We got back Sunday night from a four-day marathon road trip into northern Idaho, dipping very slightly into Montana just to say we did. Our trip was purposeful; full of driving, driving, driving, seeing what we could see of the panhandle of the easternmost state of the Pacific Northwest.
I only took a few photos, sadly. But then again, what we saw was largely seen from the road, and when we did stop to wander about a bit the wind was tearing things up, and snow was falling, and we kind of just skittered about soaking in what we could, placing the sights and biting breezes and towering pine trees into mental suitcases to unpack later.
We were tourists briefly at the Cataldo Mission just north of Coeur d'Alene. We walked around Tubbs Hill, also in Coeur d'Alene, for an after pub dinner stroll. We let ourselves out of the car in northwestern Montana so that I could stand on that soil once again after too many years. We wandered the shore of a Montana reservoir and found a winter preserved deer carcass. And it was nearly a requirement to stop at the vintage car graveyard at the Idaho/Montana border.
The first time I ever drove into northern Idaho I had barely turned 18. It was my first multi-state road trip and I was headed to Montana's Helena National Forest for a summer job. I was alone, and free, and felt like the west and all it had to offer was my birthright, that it all belonged to me.

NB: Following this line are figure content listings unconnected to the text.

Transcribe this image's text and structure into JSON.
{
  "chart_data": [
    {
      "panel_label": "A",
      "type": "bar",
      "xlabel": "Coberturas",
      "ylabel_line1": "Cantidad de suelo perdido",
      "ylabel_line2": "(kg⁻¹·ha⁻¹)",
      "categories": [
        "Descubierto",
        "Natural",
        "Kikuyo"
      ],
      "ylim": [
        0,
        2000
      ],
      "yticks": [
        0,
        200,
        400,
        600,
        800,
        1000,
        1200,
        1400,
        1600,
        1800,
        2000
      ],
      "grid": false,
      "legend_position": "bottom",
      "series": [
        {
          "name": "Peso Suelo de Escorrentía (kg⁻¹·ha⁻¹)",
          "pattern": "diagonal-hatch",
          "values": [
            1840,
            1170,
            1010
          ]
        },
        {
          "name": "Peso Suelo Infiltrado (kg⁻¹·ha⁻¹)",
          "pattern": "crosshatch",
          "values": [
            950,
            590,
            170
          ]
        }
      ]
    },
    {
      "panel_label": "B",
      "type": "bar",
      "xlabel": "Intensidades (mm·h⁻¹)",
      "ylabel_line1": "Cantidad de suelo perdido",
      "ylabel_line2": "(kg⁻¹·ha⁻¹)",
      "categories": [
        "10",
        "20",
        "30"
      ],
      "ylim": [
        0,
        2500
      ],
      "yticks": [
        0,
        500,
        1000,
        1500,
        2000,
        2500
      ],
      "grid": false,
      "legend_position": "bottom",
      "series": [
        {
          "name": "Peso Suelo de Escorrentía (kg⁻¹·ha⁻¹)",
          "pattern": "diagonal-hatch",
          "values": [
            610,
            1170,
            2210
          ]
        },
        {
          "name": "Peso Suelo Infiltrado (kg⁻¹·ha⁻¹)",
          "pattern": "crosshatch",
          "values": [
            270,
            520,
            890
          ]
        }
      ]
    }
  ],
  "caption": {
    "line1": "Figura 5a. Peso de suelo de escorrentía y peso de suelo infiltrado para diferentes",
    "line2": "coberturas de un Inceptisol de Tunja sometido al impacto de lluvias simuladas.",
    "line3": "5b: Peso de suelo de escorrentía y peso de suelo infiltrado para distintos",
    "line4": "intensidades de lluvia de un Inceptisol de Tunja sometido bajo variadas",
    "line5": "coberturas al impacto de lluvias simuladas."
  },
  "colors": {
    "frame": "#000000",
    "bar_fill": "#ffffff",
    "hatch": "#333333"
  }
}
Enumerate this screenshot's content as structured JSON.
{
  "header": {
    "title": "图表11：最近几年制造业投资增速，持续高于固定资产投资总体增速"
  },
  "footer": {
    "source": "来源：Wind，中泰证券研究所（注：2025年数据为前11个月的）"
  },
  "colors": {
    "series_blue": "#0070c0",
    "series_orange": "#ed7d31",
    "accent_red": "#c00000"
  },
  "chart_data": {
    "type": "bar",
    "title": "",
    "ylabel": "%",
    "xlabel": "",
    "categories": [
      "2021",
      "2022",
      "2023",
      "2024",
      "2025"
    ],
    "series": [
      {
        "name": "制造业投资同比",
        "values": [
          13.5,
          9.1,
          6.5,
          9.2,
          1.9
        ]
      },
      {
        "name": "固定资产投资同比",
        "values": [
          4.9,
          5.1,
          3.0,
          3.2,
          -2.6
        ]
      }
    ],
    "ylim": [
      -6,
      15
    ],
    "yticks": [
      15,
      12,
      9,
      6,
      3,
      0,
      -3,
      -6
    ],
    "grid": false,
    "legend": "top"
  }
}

I remember feeling as an Oregonian that I was from the most *west* of the western states. But once I entered Idaho, once I saw Kellogg, and Wallace, and the towering pine forested hills I realized that Oregon was really only west by virtue of geography, that the real west lay east of my home town.
Now that we're home the gentle weather and colorful blooms all around town feel balmy and decadent. Our town which is quiet and empty for much of the winter sprouts legs in shorts and sandals over these first warm days of spring, and I move about within it thinking about my west, and how much of it belongs to me.